Gliimpse, founded by Silicon Valley serial entrepreneur Anil Sethi, is also a patient health record (the company was recently acquired by Apple). At the popular Health 2.0 conference, Gliimpse impressed the audience with its simple downloading of lab results across multiple hospitals and health systems. Patients logged in with their UCLA or Massachusetts General credentials, for example, and results from different time periods and different hospitals lined up neatly on the screen. One could have been treated at hospitals across the country and still have a chronological record and graph of one’s blood sugar or hemoglobin levels.

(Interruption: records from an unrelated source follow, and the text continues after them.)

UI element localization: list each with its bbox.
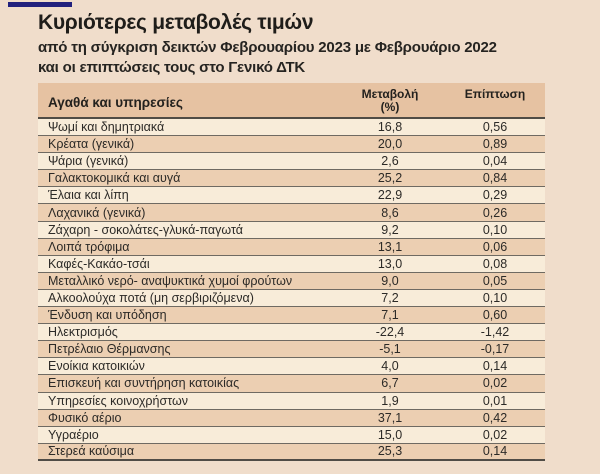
change-cell: 15,0: [377, 427, 403, 442]
impact-cell: 0,02: [482, 427, 508, 442]
table-row: Στερεά καύσιμα 25,3 0,14: [38, 443, 545, 461]
table-row: Γαλακτοκομικά και αυγά 25,2 0,84: [38, 170, 545, 188]
impact-cell: 0,06: [482, 239, 508, 254]
table-row: Πετρέλαιο Θέρμανσης -5,1 -0,17: [38, 341, 545, 359]
change-cell: 2,6: [381, 154, 399, 169]
table-row: Κρέατα (γενικά) 20,0 0,89: [38, 136, 545, 154]
table-row: Ψωμί και δημητριακά 16,8 0,56: [38, 119, 545, 137]
subtitle-line-1: από τη σύγκριση δεικτών Φεβρουαρίου 2023…: [38, 39, 497, 56]
change-cell: 20,0: [377, 137, 403, 152]
change-cell: 13,0: [377, 256, 403, 271]
table-row: Ψάρια (γενικά) 2,6 0,04: [38, 153, 545, 171]
category-cell: Ψάρια (γενικά): [48, 154, 129, 169]
category-cell: Γαλακτοκομικά και αυγά: [48, 171, 181, 186]
change-cell: 16,8: [377, 120, 403, 135]
category-cell: Ψωμί και δημητριακά: [48, 120, 165, 135]
impact-cell: 0,42: [482, 410, 508, 425]
change-cell: 25,3: [377, 444, 403, 459]
category-cell: Ένδυση και υπόδηση: [48, 308, 167, 323]
column-header-change: Μεταβολή (%): [335, 83, 445, 117]
impact-cell: 0,02: [482, 376, 508, 391]
table-row: Φυσικό αέριο 37,1 0,42: [38, 409, 545, 427]
category-cell: Έλαια και λίπη: [48, 188, 129, 203]
category-cell: Υπηρεσίες κοινοχρήστων: [48, 393, 188, 408]
impact-cell: 0,04: [482, 154, 508, 169]
table-row: Υπηρεσίες κοινοχρήστων 1,9 0,01: [38, 392, 545, 410]
impact-cell: 0,10: [482, 222, 508, 237]
category-cell: Φυσικό αέριο: [48, 410, 122, 425]
table-header-row: Αγαθά και υπηρεσίες Μεταβολή (%) Επίπτωσ…: [38, 83, 545, 119]
change-cell: 9,0: [381, 273, 399, 288]
category-cell: Επισκευή και συντήρηση κατοικίας: [48, 376, 240, 391]
change-cell: 37,1: [377, 410, 403, 425]
table-row: Αλκοολούχα ποτά (μη σερβιριζόμενα) 7,2 0…: [38, 289, 545, 308]
table-row: Μεταλλικό νερό- αναψυκτικά χυμοί φρούτων…: [38, 272, 545, 290]
impact-cell: -0,17: [480, 342, 510, 357]
change-cell: 8,6: [381, 205, 399, 220]
column-header-category: Αγαθά και υπηρεσίες: [48, 94, 183, 110]
change-cell: 1,9: [381, 393, 399, 408]
impact-cell: 0,84: [482, 171, 508, 186]
change-cell: 6,7: [381, 376, 399, 391]
impact-cell: 0,10: [482, 290, 508, 305]
impact-cell: 0,89: [482, 137, 508, 152]
category-cell: Αλκοολούχα ποτά (μη σερβιριζόμενα): [48, 290, 254, 305]
change-cell: -22,4: [375, 325, 405, 340]
column-header-change-unit: (%): [380, 100, 400, 114]
change-cell: 7,1: [381, 308, 399, 323]
impact-cell: 0,01: [482, 393, 508, 408]
table-body: Ψωμί και δημητριακά 16,8 0,56 Κρέατα (γε…: [38, 119, 545, 461]
impact-cell: 0,14: [482, 359, 508, 374]
table-row: Λοιπά τρόφιμα 13,1 0,06: [38, 238, 545, 256]
impact-cell: 0,14: [482, 444, 508, 459]
table-row: Ζάχαρη - σοκολάτες-γλυκά-παγωτά 9,2 0,10: [38, 221, 545, 239]
category-cell: Ηλεκτρισμός: [48, 325, 118, 340]
table-row: Ένδυση και υπόδηση 7,1 0,60: [38, 307, 545, 325]
change-cell: 22,9: [377, 188, 403, 203]
change-cell: 4,0: [381, 359, 399, 374]
column-header-change-label: Μεταβολή: [361, 87, 419, 101]
column-header-impact: Επίπτωση: [464, 87, 526, 101]
category-cell: Λοιπά τρόφιμα: [48, 239, 130, 254]
accent-line: [8, 2, 72, 7]
table-row: Ηλεκτρισμός -22,4 -1,42: [38, 324, 545, 342]
category-cell: Ζάχαρη - σοκολάτες-γλυκά-παγωτά: [48, 222, 243, 237]
category-cell: Υγραέριο: [48, 427, 99, 442]
subtitle-line-2: και οι επιπτώσεις τους στο Γενικό ΔΤΚ: [38, 58, 306, 76]
change-cell: 7,2: [381, 290, 399, 305]
impact-cell: -1,42: [480, 325, 510, 340]
change-cell: 25,2: [377, 171, 403, 186]
table-row: Καφές-Κακάο-τσάι 13,0 0,08: [38, 255, 545, 273]
impact-cell: 0,56: [482, 120, 508, 135]
page-title: Κυριότερες μεταβολές τιμών: [38, 11, 314, 34]
category-cell: Ενοίκια κατοικιών: [48, 359, 145, 374]
impact-cell: 0,29: [482, 188, 508, 203]
category-cell: Πετρέλαιο Θέρμανσης: [48, 342, 171, 357]
impact-cell: 0,08: [482, 256, 508, 271]
impact-cell: 0,26: [482, 205, 508, 220]
category-cell: Κρέατα (γενικά): [48, 137, 135, 152]
table-row: Υγραέριο 15,0 0,02: [38, 426, 545, 444]
table-row: Έλαια και λίπη 22,9 0,29: [38, 187, 545, 205]
change-cell: -5,1: [379, 342, 401, 357]
category-cell: Μεταλλικό νερό- αναψυκτικά χυμοί φρούτων: [48, 273, 293, 288]
table-row: Επισκευή και συντήρηση κατοικίας 6,7 0,0…: [38, 375, 545, 393]
change-cell: 13,1: [377, 239, 403, 254]
price-change-table: Αγαθά και υπηρεσίες Μεταβολή (%) Επίπτωσ…: [38, 83, 545, 461]
page-subtitle: από τη σύγκριση δεικτών Φεβρουαρίου 2023…: [38, 38, 497, 77]
impact-cell: 0,05: [482, 273, 508, 288]
impact-cell: 0,60: [482, 308, 508, 323]
category-cell: Στερεά καύσιμα: [48, 444, 135, 459]
table-row: Λαχανικά (γενικά) 8,6 0,26: [38, 204, 545, 222]
category-cell: Λαχανικά (γενικά): [48, 205, 146, 220]
table-row: Ενοίκια κατοικιών 4,0 0,14: [38, 358, 545, 376]
change-cell: 9,2: [381, 222, 399, 237]
category-cell: Καφές-Κακάο-τσάι: [48, 256, 150, 271]
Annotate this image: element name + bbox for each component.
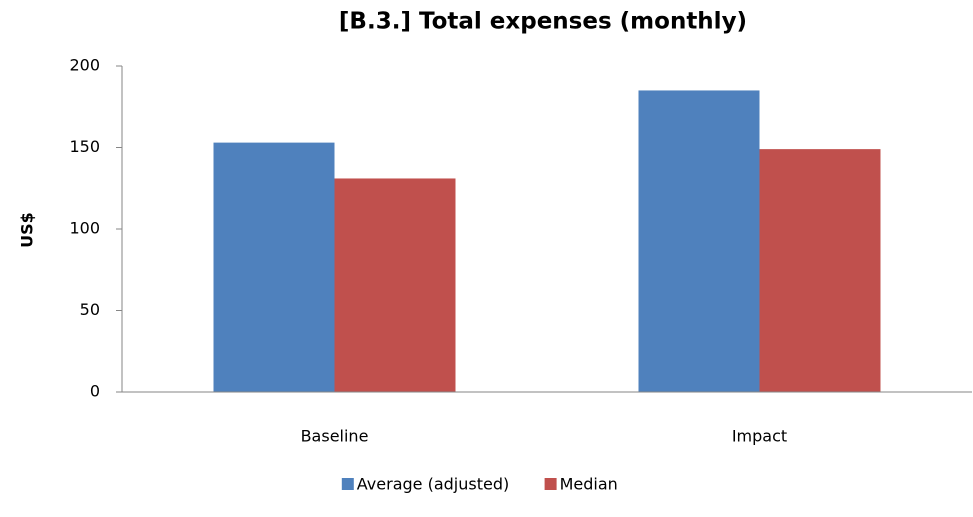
bar — [638, 90, 760, 392]
legend-swatch — [341, 478, 354, 490]
x-tick-label: Baseline — [301, 427, 369, 446]
x-tick-label: Impact — [732, 427, 787, 446]
chart-title: [B.3.] Total expenses (monthly) — [339, 9, 747, 35]
bar — [213, 142, 335, 392]
bar — [759, 149, 881, 392]
bar — [334, 178, 456, 392]
y-tick-label: 100 — [69, 219, 100, 238]
y-tick-label: 150 — [69, 137, 100, 156]
y-tick-label: 0 — [90, 382, 100, 401]
legend-swatch — [544, 478, 557, 490]
y-tick-label: 50 — [80, 300, 100, 319]
y-axis-label: US$ — [18, 212, 37, 248]
y-tick-label: 200 — [69, 56, 100, 75]
legend-label: Average (adjusted) — [357, 475, 509, 494]
legend-label: Median — [560, 475, 618, 494]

PicnicHealth, the brainchild of autoimmune disease patient Noga Leviner, offers the luxurious service of doing all the administrative legwork to get patients’ medical records in one place — meaning the faxing, calling, and pleading with various doctor’s offices is handled with a single authorization form the patient signs. Picnic then sends this form to offices to request records. Like Gliimpse, Picnic can aggregate and graph disparate lab results and facilitate logging in to different hospital or clinic patient portals. Picnic also collects the paper records that can’t be obtained through an electronic patient portal (this is especially useful for patients with doctors who opted to retire rather than switch to electronic health records). Patients can view their CT and MRI scans, as well as doctors’ consultation notes, online.

Microsoft HealthVault was an early player in this space, and aims to be all things health — a personal health record and a collector of data from apps, FitBits, and other health-related devices. HeadsupHealth, founded by health-conscious tech professionals in Boston, aims squarely for the self-measurement fanatics, with offerings similar to HealthVault’s. The company’s current user base skews towards athletes and loyal FitBit wearers. (Full disclosure: One of my friends is a medical advisor to the company.)

The app My Medical boasts that it’s a “digital file cabinet” that is more secure because data is stored on the device, not on any server. Like the other apps, patients can electronically send their records to new doctors and scan in paper records. A nice feature is the ability to photograph pills so that an image shows up next to a medication — great for elderly parents.

Prime, a San Francisco-based company, had deployed a mobile app to manage medical records in 2014, and claimed to have captured data from over 50,000 people. However, at the time of this writing, Prime’s website was down and its iOS application couldn’t be located during a search, so the status of the company may be uncertain.

Of course, if most of a patient’s records are with, say, Cedars-Sinai, it may be satisfactory for a patient to use the in-house personal health record, like Epic’s MyChart app. But some of the newer apps may offer more functionality, and MyChart doesn’t show physician notes.

Tech-savvy patients and family members will get the most out of the unique features of these services. But patients can also help themselves by showing doctors their data and asking for the doctor’s opinion. Seeing information organized in a new way can often lead to new clinical insights. In the future, look for more and more patients to find more complete medical histories at their fingertips — and that means less time spent filling out those endless paper forms at the doctor’s office.